Dalam perjalanan pulang, saya bertemu dengan seorang muslim Syi’ah di perbatasan Iran dan Pakistan, dia dan temannya menjamuku dan mulai menjelaskan kepadaku tentang Islam versi Syi’ah. Keduanya menyebutkan Imam Duabelas dan mereka tidak menjelaskan kepadaku tentang Islam dengan sebenarnya, bahkan mereka memfokuskan pada ajaran Syi’ah dan Imam Ali Radhiyallahu ‘anhu, serta tentang penantian mereka terhadap seorang Imam yang ikhlas, yang akan datang untuk membebaskan manusia.

Semua diskusi tersebut sama sekali tidak menarik perhatianku, dan saya belum mendapatkan jawaban atas berbagai pertanyaanku dalam rangka mencari hakekat kebenaran. Orang Syi’ah itu menawarkan kepadaku untuk mempelajari Islam di kota Qum, Iran, selama tiga bulan tanpa dipungut biaya, akan tetapi saya memilih untuk melanjutkan perjalananku dan kutinggalkan mereka.

Kemudian saya menuju India, dan ketika saya turun dari kereta, pertama yang kulihat adalah manusia yang membawa kendi-kendi di pagi hari sekali dengan berlari-lari kecil menuju kedalam kota, maka kuikuti mereka dan saya melihat mereka berthowaf mengelilingi sapi betina yang tebuat dari emas, ketika itu saya sadar bahwa India bukanlah tempat yang kucari.

Setelah itu, saya kembali ke Italia dan dirawat di rumah sakit selama sebulan penuh, hampir saja saya meninggal dikarenakan penyakit yang saya derita ketika di India, akan tetapi Allah telah menyelamatkanku, Alhamdulillah.
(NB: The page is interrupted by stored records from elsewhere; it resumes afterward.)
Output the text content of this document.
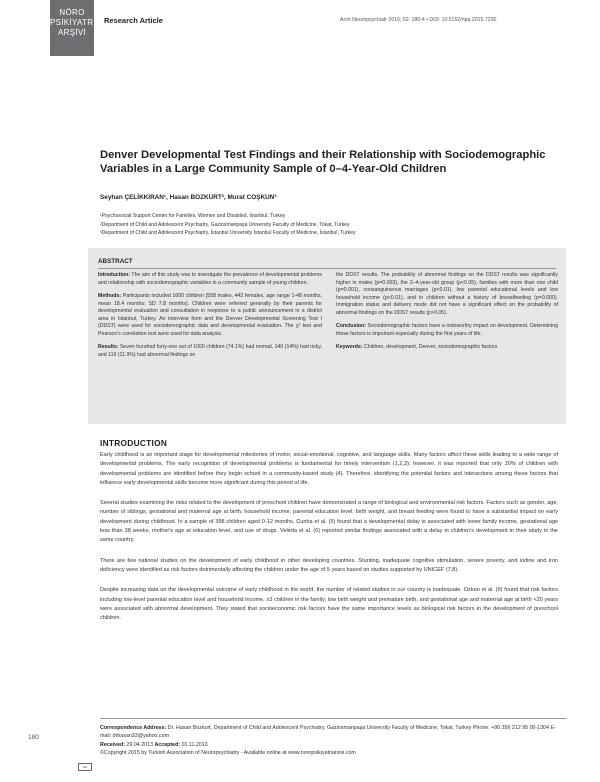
NÖRO
PSİKİYATRİ
ARŞİVİ
Research Article	Arch Neuropsychiatr 2015; 52: 180-4 • DOI: 10.5152/npa.2015.7230
Denver Developmental Test Findings and their Relationship with Sociodemographic Variables in a Large Community Sample of 0–4-Year-Old Children
Seyhan ÇELİKKIRAN¹, Hasan BOZKURT², Murat COŞKUN³
¹Psychosocial Support Center for Families, Women and Disabled, İstanbul, Turkey
²Department of Child and Adolescent Psychiatry, Gaziosmanpaşa University Faculty of Medicine, Tokat, Turkey
³Department of Child and Adolescent Psychiatry, İstanbul University İstanbul Faculty of Medicine, İstanbul, Turkey
ABSTRACT

Introduction: The aim of this study was to investigate the prevalence of developmental problems and relationship with sociodemographic variables in a community sample of young children.

Methods: Participants included 1000 children (558 males, 442 females, age range 1-48 months, mean 18.4 months; SD 7.8 months). Children were referred generally by their parents for developmental evaluation and consultation in response to a public announcement in a district area in Istanbul, Turkey. An interview form and the Denver Developmental Screening Test I (DDST) were used for sociodemographic data and developmental evaluation. The χ² test and Pearson's correlation test were used for data analysis.

Results: Seven hundred forty-one out of 1000 children (74.1%) had normal, 140 (14%) had risky, and 119 (11.9%) had abnormal findings on

the DDST results. The probability of abnormal findings on the DDST results was significantly higher in males (p=0.003), the 2–4-year-old group (p<0.05), families with more than one child (p=0.001), consanguineous marriages (p<0.01), low parental educational levels and low household income (p<0.01), and in children without a history of breastfeeding (p=0.000). Immigration status and delivery mode did not have a significant effect on the probability of abnormal findings on the DDST results (p>0.05).

Conclusion: Sociodemographic factors have a noteworthy impact on development. Determining these factors is important especially during the first years of life.

Keywords: Children, development, Denver, sociodemographic factors

INTRODUCTION

Early childhood is an important stage for developmental milestones of motor, social-emotional, cognitive, and language skills. Many factors affect these skills leading to a wide range of developmental problems. The early recognition of developmental problems is fundamental for timely intervention (1,2,3); however, it was reported that only 30% of children with developmental problems are identified before they begin school in a community-based study (4). Therefore, identifying the potential factors and interactions among these factors that influence early developmental skills become more significant during this period of life.

Several studies examining the risks related to the development of preschool children have demonstrated a range of biological and environmental risk factors. Factors such as gender, age, number of siblings, gestational and maternal age at birth, household income, parental education level, birth weight, and breast feeding were found to have a substantial impact on early development during childhood. In a sample of 398 children aged 0-12 months, Cunha et al. (5) found that a developmental delay is associated with lower family income, gestational age less than 38 weeks, mother's age at education level, and use of drugs. Veleda et al. (6) reported similar findings associated with a delay in children's development in their study in the same country.

There are few national studies on the development of early childhood in other developing countries. Stunting, inadequate cognitive stimulation, severe poverty, and iodine and iron deficiency were identified as risk factors detrimentally affecting the children under the age of 5 years based on studies supported by UNICEF (7,8).

Despite increasing data on the developmental outcome of early childhood in the world, the number of related studies in our country is inadequate. Ozkan et al. (9) found that risk factors including low-level parental education level and household income, ≥3 children in the family, low birth weight and premature birth, and gestational age and maternal age at birth <20 years were associated with abnormal development. They stated that socioeconomic risk factors have the same importance levels as biological risk factors in the development of preschool children.

180
Correspondence Address: Dr. Hasan Bozkurt, Department of Child and Adolescent Psychiatry, Gaziosmanpaşa University Faculty of Medicine, Tokat, Turkey Phone: +90 356 212 95 00-1304 E-mail: drhasan33@yahoo.com
Received: 29.04.2013 Accepted: 01.11.2013
©Copyright 2015 by Turkish Association of Neuropsychiatry - Available online at www.noropsikiyatriarsivi.com
cc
Saya keluar dari rumah sakit menuju rumah, dan mulailah saya berfikir tentang langkah-langkah yang akan saya ambil setelah perjalanan panjang ini, maka saya memutuskan untuk terus dalam jalanku mencari hakekat kebenaran. Saya kembali ke Ad-Dir dan mulailah kujalani kehidupan seorang pendeta di sebuah Ad-Dir di Roma. Pada waktu itu saya telah diminta oleh para pembesar pendeta disana untuk memberikan kalimat dan janji. Pada malam itu, saya berfikir panjang, dan keesokan harinya saya memutuskan untuk tidak memberikan janji kepada mereka lalu kutinggalkan Ad-Dir tersebut.

Saya merasa ada sesuatu yang mendorongku untuk keluar dari Ad-Dir, setelah itu saya menuju Al-Quds karena saya beriman akan kesuciannya. Maka mulailah saya berpergian menuju Al-Quds melalui jalur darat melewati berbagai negeri, sampai akhirnya saya tiba di Siria, Lebanon, Oman dan Al-Quds, saya tinggal disana seminggu, kemudian saya kembali ke Italia, maka bertambahlah pertanyaan-pertanyaanku, saya kembali ke rumah lalu kubuka Injil.
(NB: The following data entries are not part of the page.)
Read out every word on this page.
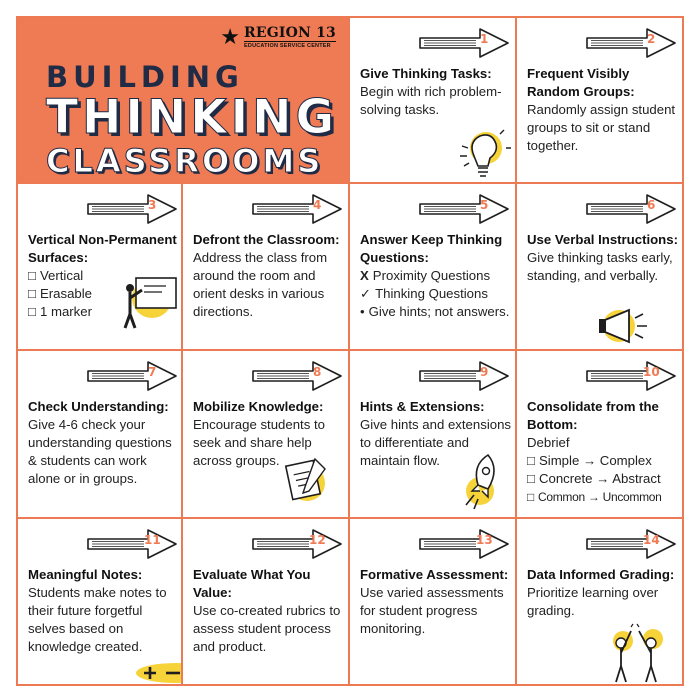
★ REGION 13
EDUCATION SERVICE CENTER
BUILDING
THINKING
CLASSROOMS
1
Give Thinking Tasks:
Begin with rich problem-solving tasks.
2
Frequent Visibly Random Groups:
Randomly assign student groups to sit or stand together.
3
Vertical Non-Permanent Surfaces:
□ Vertical
□ Erasable
□ 1 marker
4
Defront the Classroom: Address the class from around the room and orient desks in various directions.
5
Answer Keep Thinking Questions:
X Proximity Questions
✓ Thinking Questions
• Give hints; not answers.
6
Use Verbal Instructions:
Give thinking tasks early, standing, and verbally.
7
Check Understanding:
Give 4-6 check your understanding questions & students can work alone or in groups.
8
Mobilize Knowledge:
Encourage students to seek and share help across groups.
9
Hints & Extensions:
Give hints and extensions to differentiate and maintain flow.
10
Consolidate from the Bottom:
Debrief
□ Simple → Complex
□ Concrete → Abstract
□ Common → Uncommon
11
Meaningful Notes:
Students make notes to their future forgetful selves based on knowledge created.
12
Evaluate What You Value:
Use co-created rubrics to assess student process and product.
13
Formative Assessment:
Use varied assessments for student progress monitoring.
14
Data Informed Grading:
Prioritize learning over grading.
Pada kesempatan ini, saya merasa berkewajiban untuk membaca Injil dari permulaannya, maka saya memulai dari Taurat, menelusuri kisah-kisah para nabi bani Israel. Pada tahap ini mulai nampak jelas di dalam diriku makna-makna kerasulan hakiki yang Allah mengutus kepadanya, mulailah saya merasakannya, sehingga muncullah berbagai pertanyaan yang belum saya dapatkan jawabannya, saya berusaha menemukan jawaban atas berbagai pertanyaan tersebut dari perpustakaanku yang penuh dengan buku-buku tentang Injil dan Taurat.
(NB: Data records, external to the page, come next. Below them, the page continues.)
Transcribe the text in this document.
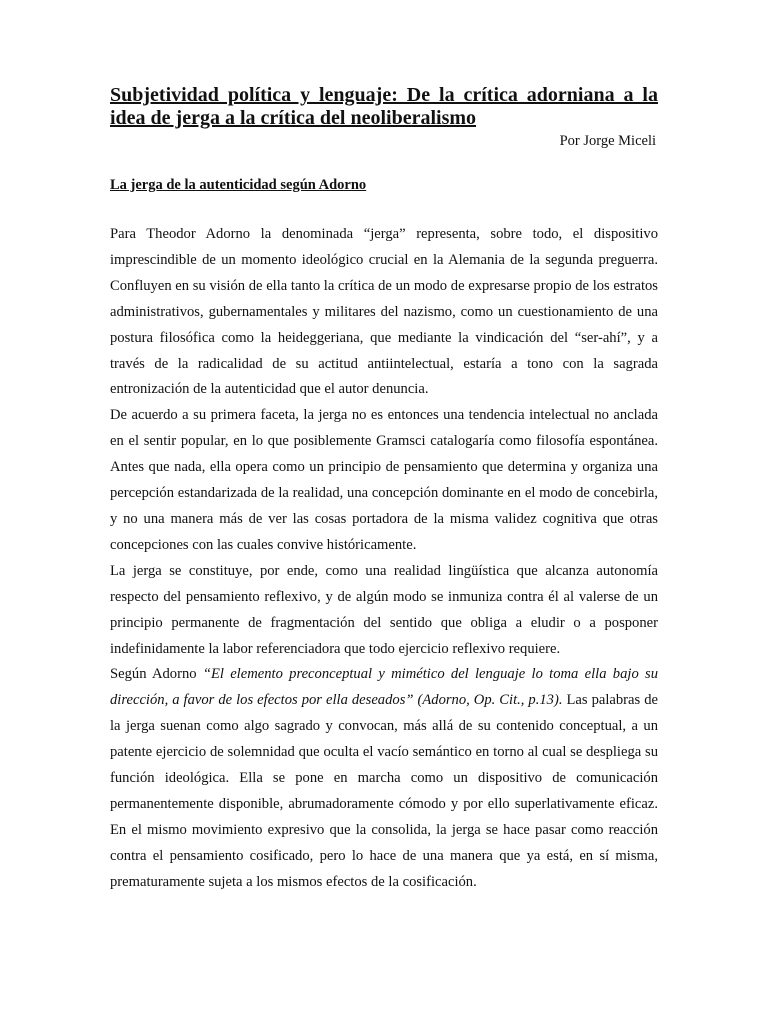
Subjetividad política y lenguaje: De la crítica adorniana a la idea de jerga a la crítica del neoliberalismo

Por Jorge Miceli

La jerga de la autenticidad según Adorno

Para Theodor Adorno la denominada “jerga” representa, sobre todo, el dispositivo imprescindible de un momento ideológico crucial en la Alemania de la segunda preguerra. Confluyen en su visión de ella tanto la crítica de un modo de expresarse propio de los estratos administrativos, gubernamentales y militares del nazismo, como un cuestionamiento de una postura filosófica como la heideggeriana, que mediante la vindicación del “ser-ahí”, y a través de la radicalidad de su actitud antiintelectual, estaría a tono con la sagrada entronización de la autenticidad que el autor denuncia.

De acuerdo a su primera faceta, la jerga no es entonces una tendencia intelectual no anclada en el sentir popular, en lo que posiblemente Gramsci catalogaría como filosofía espontánea. Antes que nada, ella opera como un principio de pensamiento que determina y organiza una percepción estandarizada de la realidad, una concepción dominante en el modo de concebirla, y no una manera más de ver las cosas portadora de la misma validez cognitiva que otras concepciones con las cuales convive históricamente.

La jerga se constituye, por ende, como una realidad lingüística que alcanza autonomía respecto del pensamiento reflexivo, y de algún modo se inmuniza contra él al valerse de un principio permanente de fragmentación del sentido que obliga a eludir o a posponer indefinidamente la labor referenciadora que todo ejercicio reflexivo requiere.

Según Adorno “El elemento preconceptual y mimético del lenguaje lo toma ella bajo su dirección, a favor de los efectos por ella deseados” (Adorno, Op. Cit., p.13). Las palabras de la jerga suenan como algo sagrado y convocan, más allá de su contenido conceptual, a un patente ejercicio de solemnidad que oculta el vacío semántico en torno al cual se despliega su función ideológica. Ella se pone en marcha como un dispositivo de comunicación permanentemente disponible, abrumadoramente cómodo y por ello superlativamente eficaz. En el mismo movimiento expresivo que la consolida, la jerga se hace pasar como reacción contra el pensamiento cosificado, pero lo hace de una manera que ya está, en sí misma, prematuramente sujeta a los mismos efectos de la cosificación.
Pada saat itu, saya teringat suara adzan yang pernah kudengar ketika berkeliling ke berbagai negeri serta pengetahuanku bahwa kaum muslimin beriman terhadap Tuhan yang satu, tiada sesembahan yang berhak disembah selain Dia. Dan inilah yang dulu saya yakini, maka saya berkomitmen : Saya harus berkenalan dengan Islam, kemudian mulailah ku-kumpulkan buku-buku tentang Islam, diantara yang saya miliki adalah terjemahan Al-Qur’an dalam bahasa Italia, yang pernah saya beli ketika berkeliling ke berbagai negeri.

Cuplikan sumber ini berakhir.